Zu den anderen großen PwC-Mandaten im Dax gehörte 2017 VW, wo PwC Deutschland 33 Millionen Euro kassierte (die Zahlungen für konzernweite Leistungen weist VW nicht aus). Das VW-Mandat wird ab 2020 neu vergeben. Ebenfalls vergleichsweise viel gezahlt haben RWE (24 Millionen Euro), die Deutsche Telekom und ThyssenKrupp (jeweils 18 Millionen Euro).

Die Deutsche Lufthansa hat PwC rund 10 Millionen Euro gezahlt. Sie hat das Mandat ab 2022 ausgeschrieben. Die diversen Mandatsverluste dürfte PwC aber ausgleichen können, sobald das Haus die oben genannten Mandate vom KPMG übernimmt.

Die Dax-Honorarsummen der Big Four auf einen Blick

1 KPMG

Klarer Anführer: KPMG mit rund 357 Millionen Euro

2 PwC

Hartnäckiger Verfolger: PwC mit 175 Millionen Euro

3 EY

Abgeschlagener Dritter: EY mit 56 Millionen Euro

4 Deloitte

Dax-Neueinsteiger: Deloitte mit 17 Millionen Euro

EY und Deloitte bleiben weit abgeschlagen

Immer noch weit abgeschlagen ist EY mit einem Honorar aus dem Dax in Höhe von 58 Millionen Euro. Die Haupteinnahmequelle ist Siemens mit einer Zahlung 57 Millionen Euro. Vor wenigen Tagen erst gab Siemens bekannt, EY nach einer Ausschreibung erneut zum Konzernprüfer wählen zu wollen – ein wichtiger Erfolg für das WP-Haus.  

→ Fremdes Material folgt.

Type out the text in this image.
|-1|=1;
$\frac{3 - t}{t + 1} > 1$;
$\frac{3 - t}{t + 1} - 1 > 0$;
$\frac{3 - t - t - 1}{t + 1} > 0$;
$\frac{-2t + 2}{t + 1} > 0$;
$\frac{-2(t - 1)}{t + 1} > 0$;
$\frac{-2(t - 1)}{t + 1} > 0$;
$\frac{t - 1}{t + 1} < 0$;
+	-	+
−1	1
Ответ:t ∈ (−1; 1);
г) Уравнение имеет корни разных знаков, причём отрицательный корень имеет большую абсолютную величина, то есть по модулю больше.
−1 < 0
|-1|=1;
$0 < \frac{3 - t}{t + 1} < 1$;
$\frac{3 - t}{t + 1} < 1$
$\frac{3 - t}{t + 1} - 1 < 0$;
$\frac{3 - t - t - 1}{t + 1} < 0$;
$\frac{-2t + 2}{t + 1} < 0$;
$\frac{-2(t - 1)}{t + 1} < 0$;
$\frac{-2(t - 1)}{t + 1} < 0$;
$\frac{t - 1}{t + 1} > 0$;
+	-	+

Damit hat EY im besten Fall diese Einnahmen noch zehn weitere Jahre sicher. Wenn auch noch ab 2018 das Commerz-Bank-Mandat hinzukommt, dürfte das Big-Four-Haus sich dem Konkurrenten PwC langsam etwas nähern. Allerdings besteht das Risiko, dass die Commerzbank vorher in den MDax absteigt.

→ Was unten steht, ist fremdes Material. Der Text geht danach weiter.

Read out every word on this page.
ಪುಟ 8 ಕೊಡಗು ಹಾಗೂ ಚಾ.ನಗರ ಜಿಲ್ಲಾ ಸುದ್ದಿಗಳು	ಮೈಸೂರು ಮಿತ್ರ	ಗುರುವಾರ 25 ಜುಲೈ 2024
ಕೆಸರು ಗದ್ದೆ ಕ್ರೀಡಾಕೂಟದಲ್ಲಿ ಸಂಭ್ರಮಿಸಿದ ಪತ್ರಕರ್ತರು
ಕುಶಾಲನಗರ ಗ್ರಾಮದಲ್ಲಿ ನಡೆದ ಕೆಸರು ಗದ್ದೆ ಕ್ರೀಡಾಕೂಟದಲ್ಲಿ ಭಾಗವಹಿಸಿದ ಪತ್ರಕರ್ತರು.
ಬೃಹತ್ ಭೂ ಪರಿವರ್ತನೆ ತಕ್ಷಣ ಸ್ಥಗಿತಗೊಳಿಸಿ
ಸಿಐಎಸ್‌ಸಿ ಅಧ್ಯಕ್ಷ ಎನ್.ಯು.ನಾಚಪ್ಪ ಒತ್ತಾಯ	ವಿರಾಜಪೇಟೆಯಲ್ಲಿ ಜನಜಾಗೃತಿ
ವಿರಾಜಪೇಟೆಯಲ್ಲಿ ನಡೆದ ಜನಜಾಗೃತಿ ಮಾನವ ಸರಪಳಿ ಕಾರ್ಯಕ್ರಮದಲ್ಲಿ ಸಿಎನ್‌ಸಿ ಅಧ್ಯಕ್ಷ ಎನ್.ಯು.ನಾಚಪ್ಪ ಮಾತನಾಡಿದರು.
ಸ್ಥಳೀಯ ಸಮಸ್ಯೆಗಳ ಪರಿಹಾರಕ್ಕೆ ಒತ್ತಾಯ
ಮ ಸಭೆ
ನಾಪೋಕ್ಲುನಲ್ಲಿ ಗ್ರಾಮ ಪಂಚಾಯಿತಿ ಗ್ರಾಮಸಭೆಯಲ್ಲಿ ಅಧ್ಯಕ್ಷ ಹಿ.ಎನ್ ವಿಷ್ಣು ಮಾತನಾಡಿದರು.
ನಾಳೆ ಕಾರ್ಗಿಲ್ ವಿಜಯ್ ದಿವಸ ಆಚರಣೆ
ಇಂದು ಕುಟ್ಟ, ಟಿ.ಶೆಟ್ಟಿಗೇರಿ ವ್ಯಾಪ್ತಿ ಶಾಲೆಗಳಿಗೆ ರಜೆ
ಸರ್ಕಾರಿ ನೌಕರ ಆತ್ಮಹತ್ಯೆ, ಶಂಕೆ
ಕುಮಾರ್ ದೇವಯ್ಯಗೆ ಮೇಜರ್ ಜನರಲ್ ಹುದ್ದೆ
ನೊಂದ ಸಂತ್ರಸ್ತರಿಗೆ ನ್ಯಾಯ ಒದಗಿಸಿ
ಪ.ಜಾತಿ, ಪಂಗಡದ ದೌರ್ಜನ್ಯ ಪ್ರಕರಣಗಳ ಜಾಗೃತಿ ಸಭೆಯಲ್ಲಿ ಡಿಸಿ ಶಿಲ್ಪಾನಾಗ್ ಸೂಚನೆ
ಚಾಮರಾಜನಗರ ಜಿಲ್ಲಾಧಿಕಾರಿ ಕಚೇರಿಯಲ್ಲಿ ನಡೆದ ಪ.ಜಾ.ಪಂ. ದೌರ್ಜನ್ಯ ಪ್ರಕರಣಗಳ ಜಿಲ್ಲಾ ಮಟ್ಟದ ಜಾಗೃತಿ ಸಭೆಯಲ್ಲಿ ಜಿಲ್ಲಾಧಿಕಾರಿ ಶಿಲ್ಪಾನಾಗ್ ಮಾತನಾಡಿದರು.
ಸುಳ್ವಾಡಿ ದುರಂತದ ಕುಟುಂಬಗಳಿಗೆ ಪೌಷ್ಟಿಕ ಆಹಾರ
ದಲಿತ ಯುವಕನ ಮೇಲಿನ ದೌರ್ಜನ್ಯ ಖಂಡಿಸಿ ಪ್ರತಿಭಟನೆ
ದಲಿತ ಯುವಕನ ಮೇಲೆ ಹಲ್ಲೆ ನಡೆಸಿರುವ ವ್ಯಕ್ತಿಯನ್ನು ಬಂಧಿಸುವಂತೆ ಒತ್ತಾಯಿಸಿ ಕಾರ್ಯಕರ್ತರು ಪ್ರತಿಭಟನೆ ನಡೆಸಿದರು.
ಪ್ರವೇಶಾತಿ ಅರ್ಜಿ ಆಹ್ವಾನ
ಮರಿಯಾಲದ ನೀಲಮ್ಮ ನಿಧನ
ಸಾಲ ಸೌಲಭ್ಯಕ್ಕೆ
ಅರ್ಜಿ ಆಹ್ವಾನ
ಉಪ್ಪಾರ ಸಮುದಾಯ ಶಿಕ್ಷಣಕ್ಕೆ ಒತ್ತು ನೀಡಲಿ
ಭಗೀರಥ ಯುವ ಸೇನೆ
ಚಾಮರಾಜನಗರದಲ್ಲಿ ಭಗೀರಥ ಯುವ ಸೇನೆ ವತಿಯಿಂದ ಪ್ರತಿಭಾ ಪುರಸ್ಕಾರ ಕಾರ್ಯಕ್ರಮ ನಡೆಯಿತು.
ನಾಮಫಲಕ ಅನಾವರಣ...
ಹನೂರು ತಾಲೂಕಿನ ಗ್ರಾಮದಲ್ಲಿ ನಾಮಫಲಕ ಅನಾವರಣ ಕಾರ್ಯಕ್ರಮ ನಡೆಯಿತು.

Erstmals seit langem hat 2017 auch Deloitte Prüfhonorare aus dem Dax bezogen: Bayer zahlte seinem neuen Prüfer insgesamt 17 Millionen Euro. Das ist allerdings sehr viel weniger, als Bayer seinem vorherigen Prüfer PwC gezahlt hat.  

Auf FINANCE-Anfrage begründete das ein Bayer-Sprecher damit, dass die Anzahl der konsolidierten Unternehmen im vergangenen Jahr gesunken ist. Zudem ist die Ex-Bayer-Sparte Covestro inzwischen ein eigenständiger Konzern geworden. Durch die unmittelbar bevorstehende Übernahme von Monsanto erwartet der Konzern aber wieder einen Anstieg des Honorars für seinen Wirtschaftsprüfer Deloitte.